BYU’s Departments of Asian and Near Eastern Languages and of Philosophy had an informal lunch today with the University’s president (Kevin Worthen) and its academic vice president (James Rasband, who contributed the foreword to the Interpreter Foundation’s 2017 festschrift volume in honor of John W. Welch). My faculty appointment is in Asian and Near Eastern Languages, which is why I participated in the lunch, although I’ve also taught courses in Philosophy (and, in fact, will be doing so again this next term). The get-together was interesting, and was devoted almost entirely to a lively and candid series of questions and answers.
But, somehow, during the time that we were sitting there, I began to think of one of my great disappointments at BYU.
During most of the years that I was seriously involved in the Foundation for Ancient Research and Mormon Studies, or FARMS, and its successor organization, the Neal A. Maxwell Institute for Religious Scholarship, there was a real feeling of excitement and camaraderie as we brought the tools of biblical studies and ancient Near Eastern studies and other such fields to bear on the Book of Mormon, the Book of Abraham, and related topics. We gathered together a constellation of Latter-day Saint scholars with expertise in early Christian literature, Egyptology, Semitics, Islamic studies and Arabic, biblical law, and the like. I actually began to think of something like an emerging “Provo School” of scriptural scholarship, a distinct family of approaches to the topic — born from unique and distinct questions and interests. I thought that maybe we were in the early formative stages of such a thing.
And then I began to think about how the tools that were being applied to the extrabiblical scriptures of the Restoration might fruitfully be applied to yet another extrabiblical text of world scripture, the Qur’an. I began to dream of a “BYU Qur’an.”
There has long been a tendency to see Islamic studies and biblical studies as areas of study that are hermetically sealed off from one another. The Qur’an was, and continues to be, primarily viewed as the beginning of the Islamic tradition — which is, obviously, an entirely legitimate way of looking at it. On the other hand, although it’s relatively late it’s actually older than at least a few of the texts that are included in Jim Charlesworth’s two-volume anthology of the Old Testamant pseudepigrapha — which led me to wonder why the examination of those texts was considered more or less part of biblical studies, while the Qur’an, a Near Eastern text from late antiquity, is not. People who do biblical studies don’t typically do Qur’anic studies. People who do Qur’anic studies rarely if ever do biblical studies.

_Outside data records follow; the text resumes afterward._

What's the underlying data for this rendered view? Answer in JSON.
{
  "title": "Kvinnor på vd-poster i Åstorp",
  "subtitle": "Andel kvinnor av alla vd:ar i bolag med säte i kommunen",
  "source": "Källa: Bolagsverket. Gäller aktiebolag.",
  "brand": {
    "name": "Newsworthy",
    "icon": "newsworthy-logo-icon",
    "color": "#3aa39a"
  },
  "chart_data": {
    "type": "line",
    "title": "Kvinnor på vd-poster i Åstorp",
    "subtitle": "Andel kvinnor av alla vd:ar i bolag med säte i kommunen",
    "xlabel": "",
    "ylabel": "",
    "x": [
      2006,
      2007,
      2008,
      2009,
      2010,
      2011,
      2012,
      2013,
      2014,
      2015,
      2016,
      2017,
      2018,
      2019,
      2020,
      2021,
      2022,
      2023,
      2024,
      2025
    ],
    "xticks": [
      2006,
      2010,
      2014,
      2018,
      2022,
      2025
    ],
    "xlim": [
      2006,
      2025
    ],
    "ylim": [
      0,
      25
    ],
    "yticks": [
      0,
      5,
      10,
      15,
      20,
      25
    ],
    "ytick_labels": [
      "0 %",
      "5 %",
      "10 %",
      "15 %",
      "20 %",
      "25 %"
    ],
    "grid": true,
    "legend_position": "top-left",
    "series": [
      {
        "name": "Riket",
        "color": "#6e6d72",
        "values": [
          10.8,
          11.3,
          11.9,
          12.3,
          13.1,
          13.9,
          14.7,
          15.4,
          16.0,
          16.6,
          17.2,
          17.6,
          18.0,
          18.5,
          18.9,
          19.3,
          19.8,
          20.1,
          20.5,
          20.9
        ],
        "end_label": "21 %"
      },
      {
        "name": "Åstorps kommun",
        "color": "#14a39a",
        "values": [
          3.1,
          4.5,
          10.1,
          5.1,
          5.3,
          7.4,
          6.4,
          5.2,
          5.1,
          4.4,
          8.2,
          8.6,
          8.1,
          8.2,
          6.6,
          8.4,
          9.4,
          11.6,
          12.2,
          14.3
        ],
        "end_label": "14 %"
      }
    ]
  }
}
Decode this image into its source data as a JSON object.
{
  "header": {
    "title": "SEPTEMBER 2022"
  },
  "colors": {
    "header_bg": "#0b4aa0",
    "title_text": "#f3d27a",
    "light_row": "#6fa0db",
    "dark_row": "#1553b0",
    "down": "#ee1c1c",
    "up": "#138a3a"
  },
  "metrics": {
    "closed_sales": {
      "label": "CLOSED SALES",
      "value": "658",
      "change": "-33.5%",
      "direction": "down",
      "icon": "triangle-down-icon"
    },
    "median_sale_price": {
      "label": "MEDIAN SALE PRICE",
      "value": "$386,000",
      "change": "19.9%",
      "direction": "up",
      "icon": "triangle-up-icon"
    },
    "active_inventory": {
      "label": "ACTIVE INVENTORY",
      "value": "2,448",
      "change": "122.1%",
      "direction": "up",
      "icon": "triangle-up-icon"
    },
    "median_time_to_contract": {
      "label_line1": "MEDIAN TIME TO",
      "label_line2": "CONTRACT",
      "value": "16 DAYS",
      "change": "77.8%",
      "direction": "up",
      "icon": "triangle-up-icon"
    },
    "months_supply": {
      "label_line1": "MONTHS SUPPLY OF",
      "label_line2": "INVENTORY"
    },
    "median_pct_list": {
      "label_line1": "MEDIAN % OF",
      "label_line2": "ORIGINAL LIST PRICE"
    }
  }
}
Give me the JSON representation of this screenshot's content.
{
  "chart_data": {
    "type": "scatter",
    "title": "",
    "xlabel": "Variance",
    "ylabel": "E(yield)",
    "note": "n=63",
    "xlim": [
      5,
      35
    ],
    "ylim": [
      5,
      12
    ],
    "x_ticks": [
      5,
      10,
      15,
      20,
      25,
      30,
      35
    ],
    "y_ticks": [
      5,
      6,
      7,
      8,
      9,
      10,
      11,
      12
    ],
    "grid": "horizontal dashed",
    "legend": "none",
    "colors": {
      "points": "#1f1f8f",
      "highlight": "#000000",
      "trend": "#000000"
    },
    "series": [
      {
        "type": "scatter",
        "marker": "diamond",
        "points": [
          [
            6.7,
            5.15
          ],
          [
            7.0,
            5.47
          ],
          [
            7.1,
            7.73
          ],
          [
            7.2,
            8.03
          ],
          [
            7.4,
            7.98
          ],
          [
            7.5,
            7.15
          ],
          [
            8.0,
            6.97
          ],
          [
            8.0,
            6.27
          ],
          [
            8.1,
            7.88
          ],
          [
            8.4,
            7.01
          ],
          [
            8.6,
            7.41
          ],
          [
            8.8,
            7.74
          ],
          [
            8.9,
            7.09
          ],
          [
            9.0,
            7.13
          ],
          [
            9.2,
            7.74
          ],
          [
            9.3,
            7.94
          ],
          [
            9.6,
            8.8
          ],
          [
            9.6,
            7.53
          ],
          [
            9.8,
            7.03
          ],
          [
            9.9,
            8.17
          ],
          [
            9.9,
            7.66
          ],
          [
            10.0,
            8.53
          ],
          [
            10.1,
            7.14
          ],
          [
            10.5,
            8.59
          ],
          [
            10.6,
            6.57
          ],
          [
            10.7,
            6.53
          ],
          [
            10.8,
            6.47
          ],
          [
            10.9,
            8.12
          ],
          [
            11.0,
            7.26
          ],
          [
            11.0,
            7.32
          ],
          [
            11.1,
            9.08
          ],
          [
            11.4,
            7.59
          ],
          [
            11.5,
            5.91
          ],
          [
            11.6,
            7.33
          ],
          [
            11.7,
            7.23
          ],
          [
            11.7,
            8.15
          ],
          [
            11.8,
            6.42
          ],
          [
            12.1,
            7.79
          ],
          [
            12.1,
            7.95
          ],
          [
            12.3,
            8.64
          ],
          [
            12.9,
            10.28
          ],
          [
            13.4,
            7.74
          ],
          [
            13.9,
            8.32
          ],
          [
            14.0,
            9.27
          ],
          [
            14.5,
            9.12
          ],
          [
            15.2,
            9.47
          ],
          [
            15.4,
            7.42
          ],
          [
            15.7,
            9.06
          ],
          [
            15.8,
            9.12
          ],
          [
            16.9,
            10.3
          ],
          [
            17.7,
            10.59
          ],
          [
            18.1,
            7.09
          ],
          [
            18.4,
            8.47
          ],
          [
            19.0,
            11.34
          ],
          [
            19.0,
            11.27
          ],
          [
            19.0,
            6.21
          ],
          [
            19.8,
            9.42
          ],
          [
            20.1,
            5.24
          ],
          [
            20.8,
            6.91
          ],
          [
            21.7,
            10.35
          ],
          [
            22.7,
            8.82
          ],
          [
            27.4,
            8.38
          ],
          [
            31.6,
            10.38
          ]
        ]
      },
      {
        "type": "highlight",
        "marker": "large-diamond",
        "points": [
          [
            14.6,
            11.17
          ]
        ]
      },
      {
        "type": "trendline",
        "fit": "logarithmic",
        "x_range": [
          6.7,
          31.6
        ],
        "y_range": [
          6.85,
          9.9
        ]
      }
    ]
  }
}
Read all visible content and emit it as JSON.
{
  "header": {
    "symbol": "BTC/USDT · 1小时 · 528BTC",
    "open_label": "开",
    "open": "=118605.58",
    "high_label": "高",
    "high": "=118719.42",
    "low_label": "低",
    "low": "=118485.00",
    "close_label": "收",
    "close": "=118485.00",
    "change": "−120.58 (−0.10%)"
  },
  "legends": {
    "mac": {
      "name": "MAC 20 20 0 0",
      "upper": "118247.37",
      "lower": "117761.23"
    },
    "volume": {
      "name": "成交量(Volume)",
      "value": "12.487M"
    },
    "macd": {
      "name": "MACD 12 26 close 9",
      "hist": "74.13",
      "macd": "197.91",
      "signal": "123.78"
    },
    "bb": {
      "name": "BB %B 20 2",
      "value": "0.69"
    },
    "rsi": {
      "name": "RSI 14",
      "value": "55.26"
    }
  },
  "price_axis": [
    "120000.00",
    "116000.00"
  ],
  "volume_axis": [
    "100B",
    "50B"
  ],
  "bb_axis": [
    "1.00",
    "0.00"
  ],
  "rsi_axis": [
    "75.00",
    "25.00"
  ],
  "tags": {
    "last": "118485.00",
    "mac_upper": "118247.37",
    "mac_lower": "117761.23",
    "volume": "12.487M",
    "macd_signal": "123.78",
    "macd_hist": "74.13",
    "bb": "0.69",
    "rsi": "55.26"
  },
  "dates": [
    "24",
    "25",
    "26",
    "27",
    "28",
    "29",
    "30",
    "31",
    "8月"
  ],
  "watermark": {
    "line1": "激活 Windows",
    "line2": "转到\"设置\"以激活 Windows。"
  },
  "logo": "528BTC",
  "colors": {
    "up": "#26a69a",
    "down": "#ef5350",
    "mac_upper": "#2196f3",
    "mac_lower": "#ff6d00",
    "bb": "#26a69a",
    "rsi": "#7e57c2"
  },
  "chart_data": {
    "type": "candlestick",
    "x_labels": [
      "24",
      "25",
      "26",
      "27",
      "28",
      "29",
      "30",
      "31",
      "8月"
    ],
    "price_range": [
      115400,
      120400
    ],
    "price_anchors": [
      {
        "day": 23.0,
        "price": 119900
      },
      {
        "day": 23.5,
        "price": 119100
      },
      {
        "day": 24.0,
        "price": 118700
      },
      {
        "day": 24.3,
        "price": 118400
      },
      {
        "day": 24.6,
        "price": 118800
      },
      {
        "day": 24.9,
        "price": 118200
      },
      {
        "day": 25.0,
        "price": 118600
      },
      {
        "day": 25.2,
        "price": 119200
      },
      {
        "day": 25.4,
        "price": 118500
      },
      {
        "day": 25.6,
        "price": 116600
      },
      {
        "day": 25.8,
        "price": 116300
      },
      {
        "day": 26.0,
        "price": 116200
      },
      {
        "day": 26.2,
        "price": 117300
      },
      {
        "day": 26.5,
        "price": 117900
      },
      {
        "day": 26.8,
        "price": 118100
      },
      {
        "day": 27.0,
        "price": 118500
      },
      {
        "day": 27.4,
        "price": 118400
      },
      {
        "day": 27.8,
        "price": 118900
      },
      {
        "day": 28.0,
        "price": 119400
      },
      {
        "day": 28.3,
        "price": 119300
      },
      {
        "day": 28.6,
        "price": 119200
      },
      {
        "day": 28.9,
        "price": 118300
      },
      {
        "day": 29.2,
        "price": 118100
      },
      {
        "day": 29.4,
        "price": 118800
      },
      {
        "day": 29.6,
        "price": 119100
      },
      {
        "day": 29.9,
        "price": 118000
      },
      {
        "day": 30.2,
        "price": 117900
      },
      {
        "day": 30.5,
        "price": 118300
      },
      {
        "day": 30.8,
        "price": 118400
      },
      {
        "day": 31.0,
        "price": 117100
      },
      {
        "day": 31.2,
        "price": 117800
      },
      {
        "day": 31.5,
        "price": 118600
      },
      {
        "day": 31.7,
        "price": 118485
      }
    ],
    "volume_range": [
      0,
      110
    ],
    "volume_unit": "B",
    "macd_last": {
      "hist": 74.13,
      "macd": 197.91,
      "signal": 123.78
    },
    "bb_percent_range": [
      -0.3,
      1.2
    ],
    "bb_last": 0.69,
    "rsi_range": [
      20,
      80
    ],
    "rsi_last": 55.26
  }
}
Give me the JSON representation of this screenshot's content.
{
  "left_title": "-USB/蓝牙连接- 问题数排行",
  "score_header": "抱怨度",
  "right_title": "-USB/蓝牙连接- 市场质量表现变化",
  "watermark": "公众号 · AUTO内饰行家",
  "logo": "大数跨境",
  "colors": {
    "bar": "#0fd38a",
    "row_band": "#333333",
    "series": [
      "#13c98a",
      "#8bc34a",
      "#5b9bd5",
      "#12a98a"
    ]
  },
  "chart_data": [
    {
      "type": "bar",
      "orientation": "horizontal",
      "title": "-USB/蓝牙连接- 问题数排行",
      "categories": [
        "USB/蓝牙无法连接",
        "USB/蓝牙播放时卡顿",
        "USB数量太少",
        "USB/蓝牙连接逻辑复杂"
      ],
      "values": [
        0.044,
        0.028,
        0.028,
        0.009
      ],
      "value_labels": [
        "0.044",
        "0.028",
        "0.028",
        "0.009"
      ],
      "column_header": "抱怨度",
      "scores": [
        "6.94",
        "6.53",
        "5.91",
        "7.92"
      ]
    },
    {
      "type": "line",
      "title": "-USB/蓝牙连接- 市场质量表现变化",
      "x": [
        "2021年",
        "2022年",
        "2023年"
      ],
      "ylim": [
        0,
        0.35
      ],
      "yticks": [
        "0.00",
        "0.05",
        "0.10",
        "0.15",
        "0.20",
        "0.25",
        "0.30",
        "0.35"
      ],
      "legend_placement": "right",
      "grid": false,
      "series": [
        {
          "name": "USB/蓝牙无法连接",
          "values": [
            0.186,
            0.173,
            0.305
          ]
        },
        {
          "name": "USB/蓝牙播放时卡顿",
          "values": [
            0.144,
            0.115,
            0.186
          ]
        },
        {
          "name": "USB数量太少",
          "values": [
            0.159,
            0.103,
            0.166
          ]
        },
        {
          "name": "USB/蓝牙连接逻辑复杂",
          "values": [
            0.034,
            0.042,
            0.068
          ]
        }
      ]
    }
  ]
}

In the old classical days of “orientalism,” however, this wasn’t necessarily so. For instance, the great Julius Wellhausen (1844-1918), one of the originators of the “documentary hypothesis” regarding the Old Testament, also wrote on the New Testament and made extremely important contributions to the study of earliest Islam. And his fellow German Eduard Meyer (1855-1930) published extensively on ancient history generally and on Judaism in particular, and is still fairly well known among Latter-day Saint scholars for his Ursprung und Geschichte der Mormonen (1912), in which he very knowledgeably compared the Restoration to the rise of Islam. They hadn’t compartmentalized their approach to nearly the extent that — for easily understandable reasons — we do today.
My thought was to convene on ongoing seminar in which our people, coming from such diverse disciplines as Syriac studies, Egyptology, Hebrew legal history, patristics, Old Testament studies, comparative Semitics, and the like, would read the Qur’an at a rather leisurely pace together over a period of years and discuss it, noting things that, because of their particular backgrounds and specialties, jumped out at them — but that would not necessarily strike those coming from the more common background of Islamic studies as such. I thought that an interesting volume, a commentary, might result from such an enterprise.
Anyway, that was one of the dreams that died with the upheaval at the Maxwell Institute of 2012.
For all sad words of tongue and pen,
The saddest are these, ‘It might have been’.